Long-term research, individual studies and the Red Lists all tell the same story: the numbers and diversity of insects are heading downhill. Plugging the gaps in the data will do nothing to change this conclusion.
Entomological research – the study of insects – is not normally the stuff of headlines. But one finding hit the news around the world: in parts of Germany, more than 75 percent of the flying insects have disappeared. The study, published in October 2017, is based on data from the Entomologischer Verein Krefeld (Krefeld Entomological Society).
Members of this society had studied the occurrence of flying insects over a period of 27 years in over 60 locations, mostly in protected areas in the state of NorthRhine Westphalia. Although the study has been criticized for methodological shortcomings, it provides long-term data on the populations of whole groups of insects – data that had never before been collected anywhere. The data came from various parts of Germany and show a clear trend.
Apart from the Krefeld research,other long-term studies have been conducted in Germany on the populations of butterflies, wild bees and cicadas. They all show a decline in the number of species, and partly also a dramatic fall in the population density of the insects enumerated. In the case of butterflies, this mostly affects the specialist species.
These include butterflies whose caterpillars depend on particular food plants. Long-term counts in several parts of Germany reveal permanent losses in over 70 percent of such species. Almost half of the 561 wild bee species are in decline. Apart from habitat loss, the widespread use of highly effective neonicotinoid insecticides may have contributed to the marked drop in These bee populations. On the Swabian Jura, a range of hills in southern Germany, the number of nests of the common furrow-bee, Lasioglossum calceatum, shrank by 95 percent over a period of 46 years.
In the Isar River floodplains in Dingolfing, Bavaria, three-quarters of wild-bee species have disappeared in just 10 years. Other groups of insects have also been decimated. Populations of cicadas on dry grasslands in eastern Germany have declined by 54 percent over a timeframe of 40 to 60 years. In wet grasslands in Lower Saxony, losses were as high as 78 percent.
Overall, the research in Germany shows that losses are not confined to particular localities but occur across the country.

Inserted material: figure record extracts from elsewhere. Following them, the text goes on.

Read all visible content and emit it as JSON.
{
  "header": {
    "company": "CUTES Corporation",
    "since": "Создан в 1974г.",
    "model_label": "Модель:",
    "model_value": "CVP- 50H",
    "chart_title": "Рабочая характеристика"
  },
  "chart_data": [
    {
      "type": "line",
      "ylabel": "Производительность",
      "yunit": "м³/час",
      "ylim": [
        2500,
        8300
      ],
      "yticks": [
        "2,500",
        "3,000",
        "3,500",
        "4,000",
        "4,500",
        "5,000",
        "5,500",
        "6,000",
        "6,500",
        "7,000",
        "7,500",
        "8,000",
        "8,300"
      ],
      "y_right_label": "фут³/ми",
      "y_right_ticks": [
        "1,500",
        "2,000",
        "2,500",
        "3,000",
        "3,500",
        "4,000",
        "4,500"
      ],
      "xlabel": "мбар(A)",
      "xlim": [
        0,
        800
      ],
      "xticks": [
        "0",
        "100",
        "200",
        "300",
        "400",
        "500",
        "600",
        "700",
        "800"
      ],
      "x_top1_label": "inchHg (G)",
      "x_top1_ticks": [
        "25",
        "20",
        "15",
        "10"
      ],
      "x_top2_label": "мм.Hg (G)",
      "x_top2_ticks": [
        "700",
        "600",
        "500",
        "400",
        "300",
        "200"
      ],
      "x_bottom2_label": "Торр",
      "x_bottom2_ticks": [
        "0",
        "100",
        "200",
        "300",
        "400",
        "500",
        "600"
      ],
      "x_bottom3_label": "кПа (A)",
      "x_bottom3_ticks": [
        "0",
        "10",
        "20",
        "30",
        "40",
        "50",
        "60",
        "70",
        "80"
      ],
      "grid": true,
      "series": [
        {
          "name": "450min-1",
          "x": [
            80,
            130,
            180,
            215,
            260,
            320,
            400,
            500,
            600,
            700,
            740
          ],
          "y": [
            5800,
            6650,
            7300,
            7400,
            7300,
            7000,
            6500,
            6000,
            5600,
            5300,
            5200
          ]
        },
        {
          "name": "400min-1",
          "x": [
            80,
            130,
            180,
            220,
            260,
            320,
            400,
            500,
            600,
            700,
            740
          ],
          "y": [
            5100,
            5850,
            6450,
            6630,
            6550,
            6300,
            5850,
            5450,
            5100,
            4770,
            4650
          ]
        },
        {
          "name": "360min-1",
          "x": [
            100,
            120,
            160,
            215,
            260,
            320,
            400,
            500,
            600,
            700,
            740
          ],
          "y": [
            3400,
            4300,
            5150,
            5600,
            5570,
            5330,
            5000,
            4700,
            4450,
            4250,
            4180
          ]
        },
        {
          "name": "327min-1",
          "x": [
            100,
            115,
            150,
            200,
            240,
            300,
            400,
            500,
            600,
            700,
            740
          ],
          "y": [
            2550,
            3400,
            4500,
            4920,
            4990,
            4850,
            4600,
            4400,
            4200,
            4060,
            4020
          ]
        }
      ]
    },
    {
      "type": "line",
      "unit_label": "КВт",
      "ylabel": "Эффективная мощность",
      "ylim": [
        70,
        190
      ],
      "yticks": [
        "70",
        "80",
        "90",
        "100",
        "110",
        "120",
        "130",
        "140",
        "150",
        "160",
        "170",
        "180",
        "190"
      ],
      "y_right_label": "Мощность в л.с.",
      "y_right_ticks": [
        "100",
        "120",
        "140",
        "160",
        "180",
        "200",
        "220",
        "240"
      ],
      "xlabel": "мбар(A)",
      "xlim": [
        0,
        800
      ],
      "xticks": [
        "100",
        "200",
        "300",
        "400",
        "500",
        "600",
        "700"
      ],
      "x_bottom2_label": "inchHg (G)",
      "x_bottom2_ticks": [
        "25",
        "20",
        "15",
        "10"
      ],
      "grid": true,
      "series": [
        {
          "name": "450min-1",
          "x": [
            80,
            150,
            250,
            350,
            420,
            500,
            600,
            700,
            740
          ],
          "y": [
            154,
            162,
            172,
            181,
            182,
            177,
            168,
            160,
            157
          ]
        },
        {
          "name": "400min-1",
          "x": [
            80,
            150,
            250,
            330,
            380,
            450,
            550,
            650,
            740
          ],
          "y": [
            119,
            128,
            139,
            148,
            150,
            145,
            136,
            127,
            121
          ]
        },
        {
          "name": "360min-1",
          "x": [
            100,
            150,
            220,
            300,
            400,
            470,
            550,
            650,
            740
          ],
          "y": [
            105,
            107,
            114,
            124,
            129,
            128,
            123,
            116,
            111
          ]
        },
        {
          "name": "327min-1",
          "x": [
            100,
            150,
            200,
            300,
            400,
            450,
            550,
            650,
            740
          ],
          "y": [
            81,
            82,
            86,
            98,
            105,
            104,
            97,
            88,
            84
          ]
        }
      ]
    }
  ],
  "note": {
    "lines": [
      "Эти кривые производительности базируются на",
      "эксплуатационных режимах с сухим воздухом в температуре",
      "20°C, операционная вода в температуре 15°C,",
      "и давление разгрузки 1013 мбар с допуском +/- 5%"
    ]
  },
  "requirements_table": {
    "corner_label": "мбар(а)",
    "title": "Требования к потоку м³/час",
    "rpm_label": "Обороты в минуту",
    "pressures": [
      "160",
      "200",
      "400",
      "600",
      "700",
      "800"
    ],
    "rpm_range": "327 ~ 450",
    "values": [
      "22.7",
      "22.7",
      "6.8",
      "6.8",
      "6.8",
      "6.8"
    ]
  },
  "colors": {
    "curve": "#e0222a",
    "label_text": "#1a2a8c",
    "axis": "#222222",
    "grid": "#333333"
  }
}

Species with widely differing lifestyles and habitats are affected. By far the highest insect losses are in open parts of the landscapes. Such areas include arable land and meadows. According to an international team of researchers led by the Technical University of Munich, the insect biomass in grassland areas fell by two-thirds between 2008 and 2017.
During the same period, forests lost 40 percent of their insect biomass. The Red Lists are the most comprehensive collections of information on the threat status of individual species. The German Federal Agency for Nature Conservation has compiled them for the last 40 years. Continually expanded, they portray the population developments of around 15,000 insect species over a period of 50 to 150 years. That means they cover the situation of just under half the 33,000 insect species in Germany.
The gaps that exist in the data are because many species are difficult to identify, and there are not enough specialists to document their numbers on a continuous basis. The Red Lists show that one in every two species covered is in decline. Only a small fraction of species – around two percent – are on the increase. The past few decades have seen particularly striking losses among ant species. More than 90 percent of the 107 species found in Germany are decreasing.
A large number of beetles have now been placed under protection because they are threatened. The lack of dung beetles can be determined from the condition of cow dung on the fields. In many locations they no longer degrade, leading to the formation of “concrete cowpats”. One of the causes is the presence of insecticide residues in animal-feed concentrate, which the livestock excrete along with their dung. These residues go on to kill the beneficial beetles that rely on the dung.
In a new study, experts from Krefeld analyse the decline in terms of individual insect groups and species. For hoverflies – the most important pollinators besides bees – the number of specimens in a protected area in North-Rhine Westphalia sank from nearly 17,300 to around 2,700 between 1989 and 2014: a loss of 84 percent. Of the former 143 species, only 104 were found 25 years later.
The project Diversity of Insects in Nature protected Areas, or DINA, launched in 2019, is looking at the causes: over a period of four years, the scientists will study as closely as possible the factors that give rise to insect mortality. They will try to determine how important these factors are. The results will help set priorities so as to reverse the current trends.